Quel serait pour vous le parcours idéal à Pékin ?
Laure Manaudou : "Déjà, me qualifier en demi-finale de toutes les courses et en finale au 400 (nage libre dont elle est tenante du titre olympique, ndlr). Après, faire le mieux possible. Je ne vais pas dire comme il y a quatre ans que je vais être championne olympique parce que le niveau a montré d'un cran. Il y a maintenant les problèmes de combinaisons et c'est vrai que ça va être beaucoup plus difficile qu'à Athènes".
Avez-vous réglé le problème de combinaison qui vous avait perturbée en avril aux Championnats de France ?
L.M : "A moitié. Je n'en dirais pas plus (...) Vous verrez derrière le plot avec quelle combinaison je serai. Je n'ai pas envie d'être défavorisée par rapport aux autres".
Est-ce un avantage d'arriver aux JO sans l'étiquette de favorite ?
L/M : "C'est vrai que c'est plus facile, parce qu'en 400 je ne suis plus la meilleure. Du coup, je vais être dans les séries d'avant. Ca va être plus difficile de nager vite, je n'aurai pas de fille à côté de moi pour me tirer. Ca va être difficile de se qualifier en finale et après, une fois que, je l'espère, je serai en finale, il y a huit filles capables de gagner (...) C'est plus facile d'arriver à Pékin avec les cinquième, sixième ou septième temps d'engagement que le premier temps et d'avoir la pression, tous les gens qui scrutent tous les faits et gestes. Je vais regarder les filles qui ont les meilleurs temps. Je vais être pour une fois de l'autre côté et ça va me faire du bien".

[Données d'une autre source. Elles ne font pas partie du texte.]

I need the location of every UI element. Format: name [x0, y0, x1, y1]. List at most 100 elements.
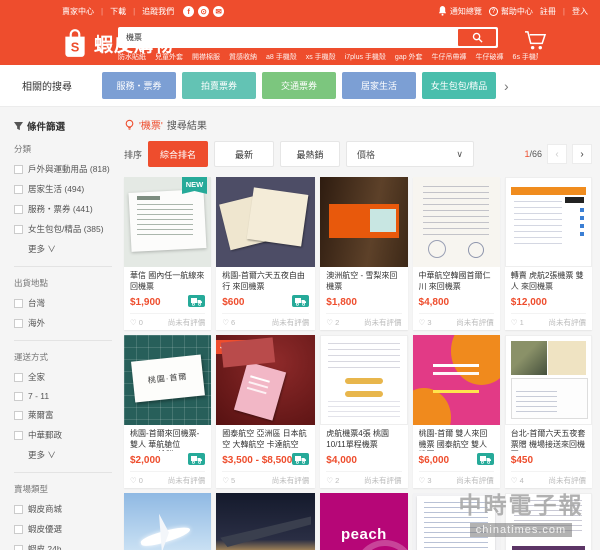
- filter-checkbox-row[interactable]: 蝦皮優選: [14, 523, 112, 535]
- chevron-right-icon[interactable]: ›: [504, 79, 509, 93]
- checkbox[interactable]: [14, 204, 23, 214]
- cart-button[interactable]: [524, 30, 547, 56]
- filter-checkbox-row[interactable]: 7 - 11: [14, 391, 112, 401]
- product-card[interactable]: [412, 493, 500, 550]
- show-more-link[interactable]: 更多 ∨: [28, 449, 112, 461]
- filter-checkbox-row[interactable]: 蝦皮 24h: [14, 543, 112, 550]
- next-page-button[interactable]: ›: [572, 144, 592, 164]
- sort-option-button[interactable]: 綜合排名: [148, 141, 209, 167]
- product-title: 華信 國內任一航線來回機票: [130, 271, 205, 291]
- instagram-icon[interactable]: ⊙: [198, 5, 210, 17]
- bell-icon: [438, 6, 447, 16]
- topbar-link[interactable]: 賣家中心: [62, 6, 94, 17]
- checkbox[interactable]: [14, 372, 23, 382]
- checkbox[interactable]: [14, 430, 23, 440]
- filter-option-label: 戶外與運動用品 (818): [28, 164, 110, 174]
- hot-keyword[interactable]: 牛仔吊帶褲: [432, 52, 467, 62]
- topbar-link[interactable]: 下載: [110, 6, 126, 17]
- product-likes[interactable]: ♡ 0: [130, 476, 143, 485]
- checkbox[interactable]: [14, 318, 23, 328]
- filter-checkbox-row[interactable]: 海外: [14, 317, 112, 329]
- filter-checkbox-row[interactable]: 戶外與運動用品 (818): [14, 163, 112, 175]
- filter-header: 條件篩選: [14, 119, 112, 133]
- product-card[interactable]: [504, 493, 592, 550]
- sort-option-button[interactable]: 最熱銷: [280, 141, 341, 167]
- filter-checkbox-row[interactable]: 蝦皮商城: [14, 503, 112, 515]
- facebook-icon[interactable]: f: [183, 5, 195, 17]
- hot-keyword[interactable]: 質感收納: [229, 52, 257, 62]
- product-image-text: 桃園·首爾: [147, 371, 188, 385]
- product-card[interactable]: ✓ 嚴選賣家 國泰航空 亞洲區 日本航空 大韓航空 卡達航空 $3,500 - $8,…: [216, 335, 316, 488]
- product-likes[interactable]: ♡ 4: [511, 476, 524, 485]
- product-likes[interactable]: ♡ 0: [130, 318, 143, 327]
- product-card[interactable]: 台北-首爾六天五夜套票贈 機場接送來回機票 $450 ♡ 4 尚未有評價: [504, 335, 592, 488]
- related-category-button[interactable]: 拍賣票券: [182, 72, 256, 99]
- product-card[interactable]: 澳洲航空 - 雪梨來回機票 $1,800 ♡ 2 尚未有評價: [320, 177, 408, 330]
- product-likes[interactable]: ♡ 3: [419, 318, 432, 327]
- line-icon[interactable]: ✉: [213, 5, 225, 17]
- checkbox[interactable]: [14, 224, 23, 234]
- hot-keyword[interactable]: 兒童外套: [155, 52, 183, 62]
- product-price-row: $1,800: [326, 296, 401, 309]
- checkbox[interactable]: [14, 164, 23, 174]
- related-category-button[interactable]: 居家生活: [342, 72, 416, 99]
- hot-keyword[interactable]: gap 外套: [395, 52, 423, 62]
- product-likes[interactable]: ♡ 5: [222, 476, 235, 485]
- image-decoration: [250, 375, 270, 383]
- filter-checkbox-row[interactable]: 萊爾富: [14, 409, 112, 421]
- hot-keyword[interactable]: 牛仔破褲: [476, 52, 504, 62]
- filter-checkbox-row[interactable]: 中華郵政: [14, 429, 112, 441]
- signup-link[interactable]: 註冊: [540, 6, 556, 17]
- product-card[interactable]: 中華航空韓國首爾仁川 來回機票 $4,800 ♡ 3 尚未有評價: [412, 177, 500, 330]
- filter-checkbox-row[interactable]: 居家生活 (494): [14, 183, 112, 195]
- login-link[interactable]: 登入: [572, 6, 588, 17]
- product-card[interactable]: 虎航機票4張 桃園 10/11單程機票 $4,000 ♡ 2 尚未有評價: [320, 335, 408, 488]
- checkbox[interactable]: [14, 410, 23, 420]
- free-shipping-truck-icon: [188, 294, 206, 312]
- product-image: [412, 493, 500, 550]
- section-divider: [14, 340, 112, 341]
- related-category-button[interactable]: 交通票券: [262, 72, 336, 99]
- product-likes[interactable]: ♡ 2: [326, 476, 339, 485]
- product-likes[interactable]: ♡ 3: [419, 476, 432, 485]
- checkbox[interactable]: [14, 184, 23, 194]
- product-card-body: 桃園-首爾六天五夜自由行 來回機票 $600 ♡ 6 尚未有評價: [216, 267, 315, 330]
- product-card[interactable]: 桃園-首爾 雙人來回機票 國泰航空 雙人機票 2 $6,000 ♡ 3 尚未有評價: [412, 335, 500, 488]
- filter-checkbox-row[interactable]: 服務・票券 (441): [14, 203, 112, 215]
- search-input[interactable]: [126, 33, 458, 42]
- related-category-button[interactable]: 服務・票券: [102, 72, 176, 99]
- product-likes[interactable]: ♡ 6: [222, 318, 235, 327]
- checkbox[interactable]: [14, 524, 23, 534]
- hot-keyword[interactable]: 開襟棉服: [192, 52, 220, 62]
- checkbox[interactable]: [14, 298, 23, 308]
- sort-option-button[interactable]: 最新: [214, 141, 275, 167]
- notifications-link[interactable]: 通知總覽: [438, 6, 482, 17]
- hot-keyword[interactable]: a8 手機殼: [266, 52, 297, 62]
- checkbox[interactable]: [14, 504, 23, 514]
- product-likes[interactable]: ♡ 2: [326, 318, 339, 327]
- filter-checkbox-row[interactable]: 女生包包/精品 (385): [14, 223, 112, 235]
- hot-keyword[interactable]: i7plus 手機殼: [345, 52, 386, 62]
- product-likes[interactable]: ♡ 1: [511, 318, 524, 327]
- product-card[interactable]: peach: [320, 493, 408, 550]
- checkbox[interactable]: [14, 544, 23, 550]
- search-button[interactable]: [458, 29, 496, 46]
- filter-checkbox-row[interactable]: 全家: [14, 371, 112, 383]
- topbar-link[interactable]: 追蹤我們: [142, 6, 174, 17]
- product-card[interactable]: NEW 華信 國內任一航線來回機票 $1,900 ♡ 0 尚未有評價: [124, 177, 212, 330]
- product-card[interactable]: [124, 493, 212, 550]
- checkbox[interactable]: [14, 391, 23, 401]
- help-link[interactable]: ? 幫助中心: [488, 6, 533, 17]
- hot-keyword[interactable]: xs 手機殼: [306, 52, 336, 62]
- product-card[interactable]: 桃園·首爾桃園-首爾來回機票-雙人 華航艙位 StudioA搶購 $2,000 ♡ …: [124, 335, 212, 488]
- related-category-button[interactable]: 女生包包/精品: [422, 72, 496, 99]
- product-card[interactable]: [216, 493, 316, 550]
- filter-checkbox-row[interactable]: 台灣: [14, 297, 112, 309]
- product-card[interactable]: 轉賣 虎航2張機票 雙人 來回機票 $12,000 ♡ 1 尚未有評價: [504, 177, 592, 330]
- hot-keyword[interactable]: 防水貼紙: [118, 52, 146, 62]
- product-card-footer: ♡ 0 尚未有評價: [130, 313, 206, 327]
- prev-page-button[interactable]: ‹: [547, 144, 567, 164]
- product-card[interactable]: 桃園-首爾六天五夜自由行 來回機票 $600 ♡ 6 尚未有評價: [216, 177, 316, 330]
- show-more-link[interactable]: 更多 ∨: [28, 243, 112, 255]
- price-sort-dropdown[interactable]: 價格 ∨: [346, 141, 475, 167]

Doutez-vous de vos chances d'arriver en finale ?
L.M : "Non, je n'ai pas de doute mais il y a vraiment beaucoup de filles cette année, ça va être super dur. Le fait que les finales soient le matin aussi ça va être compliqué. C'est pareil pour tous les nageurs. On ne sait pas trop de quoi sont capables les nageurs le matin (...) On ne se connaît pas le matin, on a des temps de référence l'après-midi mais pas le matin. On va un petit peu incognito là-bas".
L'expérience acquise depuis Athènes vous permet-elle d'aborder sans appréhension ces Jeux de Pékin ?
L.M : "Il y a quand même beaucoup de trac parce que même si je n'ai pas les meilleurs temps d'engagement, je suis quand même attendue par les autres nageuses. Elles savent que je suis capable de bien nager. Même si ça ne s'est pas très bien passé cette saison pour moi, je pense qu'elles se doutent que je veux être prête pour le 400 et pour les autres courses".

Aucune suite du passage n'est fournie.